Et il se taisait en la regardant.

— Quoi donc, monsieur ?

— Ce sera de m’aimer beaucoup.

Elle rougit.

— Le ferez-vous ? ajouta-t-il d’une voix plus émue.

— Je l’espère… je le crois.

Transporté de joie, il l’attira vers lui d’un mouvement passionné, et déposa un ardent baiser sur sa joue pure.

Elle se leva confuse ; il la suivit, lui offrit le bras, et ils firent quelques pas sans se parler.

— J’espère que vous avez confiance en moi, reprit-il encore. Oui, je ne sais comment vous exprimer ce que j’éprouve, mais je suis si heureux que je me sens un extrême besoin de vous rendre heureuse aussi. Tenez, jusqu’à présent je n’ai été qu’un égoïste ; je vivais bêtement, et je ne valais pas la moitié de ce que je vaux aujourd’hui.
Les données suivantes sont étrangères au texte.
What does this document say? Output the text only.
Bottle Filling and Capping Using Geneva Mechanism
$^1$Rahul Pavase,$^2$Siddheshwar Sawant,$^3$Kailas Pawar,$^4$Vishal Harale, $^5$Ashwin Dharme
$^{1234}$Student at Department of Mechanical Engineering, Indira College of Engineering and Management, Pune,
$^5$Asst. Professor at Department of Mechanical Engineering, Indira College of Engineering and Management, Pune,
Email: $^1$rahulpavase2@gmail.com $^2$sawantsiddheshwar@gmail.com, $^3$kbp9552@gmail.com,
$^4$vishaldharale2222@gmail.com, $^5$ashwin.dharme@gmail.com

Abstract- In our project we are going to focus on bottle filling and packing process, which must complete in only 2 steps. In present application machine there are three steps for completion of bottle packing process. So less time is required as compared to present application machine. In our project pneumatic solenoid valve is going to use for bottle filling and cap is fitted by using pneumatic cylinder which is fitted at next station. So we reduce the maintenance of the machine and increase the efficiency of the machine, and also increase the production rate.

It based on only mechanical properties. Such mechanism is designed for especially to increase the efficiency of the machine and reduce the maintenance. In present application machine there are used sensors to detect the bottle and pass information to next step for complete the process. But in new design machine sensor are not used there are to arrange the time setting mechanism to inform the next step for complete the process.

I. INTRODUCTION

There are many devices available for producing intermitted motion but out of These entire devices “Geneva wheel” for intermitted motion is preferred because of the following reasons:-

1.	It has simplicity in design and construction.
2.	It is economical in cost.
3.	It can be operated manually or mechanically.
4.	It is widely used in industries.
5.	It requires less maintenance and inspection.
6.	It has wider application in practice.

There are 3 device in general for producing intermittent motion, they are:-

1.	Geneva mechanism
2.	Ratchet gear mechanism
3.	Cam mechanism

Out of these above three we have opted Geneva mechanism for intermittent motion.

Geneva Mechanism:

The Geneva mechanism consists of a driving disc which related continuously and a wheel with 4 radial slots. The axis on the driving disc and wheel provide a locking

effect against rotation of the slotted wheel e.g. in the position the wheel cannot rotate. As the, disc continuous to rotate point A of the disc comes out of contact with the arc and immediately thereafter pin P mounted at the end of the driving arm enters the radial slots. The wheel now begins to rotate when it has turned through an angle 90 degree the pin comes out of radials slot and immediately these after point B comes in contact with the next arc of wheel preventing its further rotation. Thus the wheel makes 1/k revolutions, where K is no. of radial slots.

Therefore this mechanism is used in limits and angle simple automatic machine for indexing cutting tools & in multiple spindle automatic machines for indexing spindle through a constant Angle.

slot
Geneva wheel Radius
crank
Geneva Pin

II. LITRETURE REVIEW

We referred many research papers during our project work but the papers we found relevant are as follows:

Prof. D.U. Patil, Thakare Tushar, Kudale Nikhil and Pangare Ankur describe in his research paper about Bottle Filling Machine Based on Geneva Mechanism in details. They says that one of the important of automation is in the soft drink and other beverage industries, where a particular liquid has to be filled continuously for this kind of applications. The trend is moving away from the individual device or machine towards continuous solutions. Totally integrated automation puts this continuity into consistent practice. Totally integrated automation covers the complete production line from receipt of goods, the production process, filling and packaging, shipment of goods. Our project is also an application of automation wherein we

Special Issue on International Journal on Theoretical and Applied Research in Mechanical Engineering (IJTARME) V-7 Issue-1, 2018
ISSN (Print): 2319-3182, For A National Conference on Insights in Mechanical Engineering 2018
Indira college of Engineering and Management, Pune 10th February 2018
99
— Vous êtes bon, répondit Claire, je vous remercie, je vous crois, et moi aussi je veux être une bonne épouse ; et puis enfin pourquoi ne se rendrait-on pas heureux ?

— C’est cela ! Pourquoi ? je vous le demande ! s’écria Ferdinand en pressant tendrement la main de sa fiancée.

Ils échangèrent un regard plein d’une confiance mutuelle, et continuèrent de marcher côte à côte, le cœur tout gonflé de beaux et bons sentiments. Et bientôt ils se mirent à parler de leurs arrangements futurs, de l’appartement, du voyage de noces, du mobilier, de la couleur dont serait l’ameublement du salon… Claire donnait son avis avec assez de vivacité.

Ferdinand attachait sur sa fiancée des yeux ravis. Elle, de temps en temps, lui jetait des regards timides. Tout en parlant de ces choses, frivoles en apparence, leurs voix étaient émues comme s’ils eussent échangé des serments d’amour, et c’en était au fond tous ces détails de la vie qu’ils allaient mener ensemble. Il n’y avait là rien de futile, car tout cela rayonnait du charme de leurs espérances. Construire un nid, quelle occupation plus grave et plus chère pour la plus sérieuse des femmes, aussi bien que pour la plus gaie des fauvettes ?

— Oui, décidément, l’ameublement sera rouge grenat et noir, en damas de soie, n’est-ce pas ? Tenez, précisément la muance de mon bracelet.

Et lui, sous prétexte de bien voir cette nuance, il entoura de sa main et contempla longtemps le joli bras qu’elle tendait vers lui. Comme il était amoureux ! Elle ne pouvait s’empêcher de voir cela, quelque naïve qu’elle fût. Aussi, tout en se colorant de rougeur, son front s’éclairait-il d’une douce confiance. Être aimée, être heureuse !… deux phrases identiques pour les femmes, pour les jeunes filles surtout, que l’énigme d’amour préoccupe toujours plus que le sphinx qui la propose. En face de ce fiancé plein d’ivresse, Claire se mit à croire au bonheur. Ils s’oublièrent longtemps sous l’ombre charmante des hêtres toute parsemée de losanges de lumière qui tremblaient à leurs pieds et jouaient sur leurs fronts.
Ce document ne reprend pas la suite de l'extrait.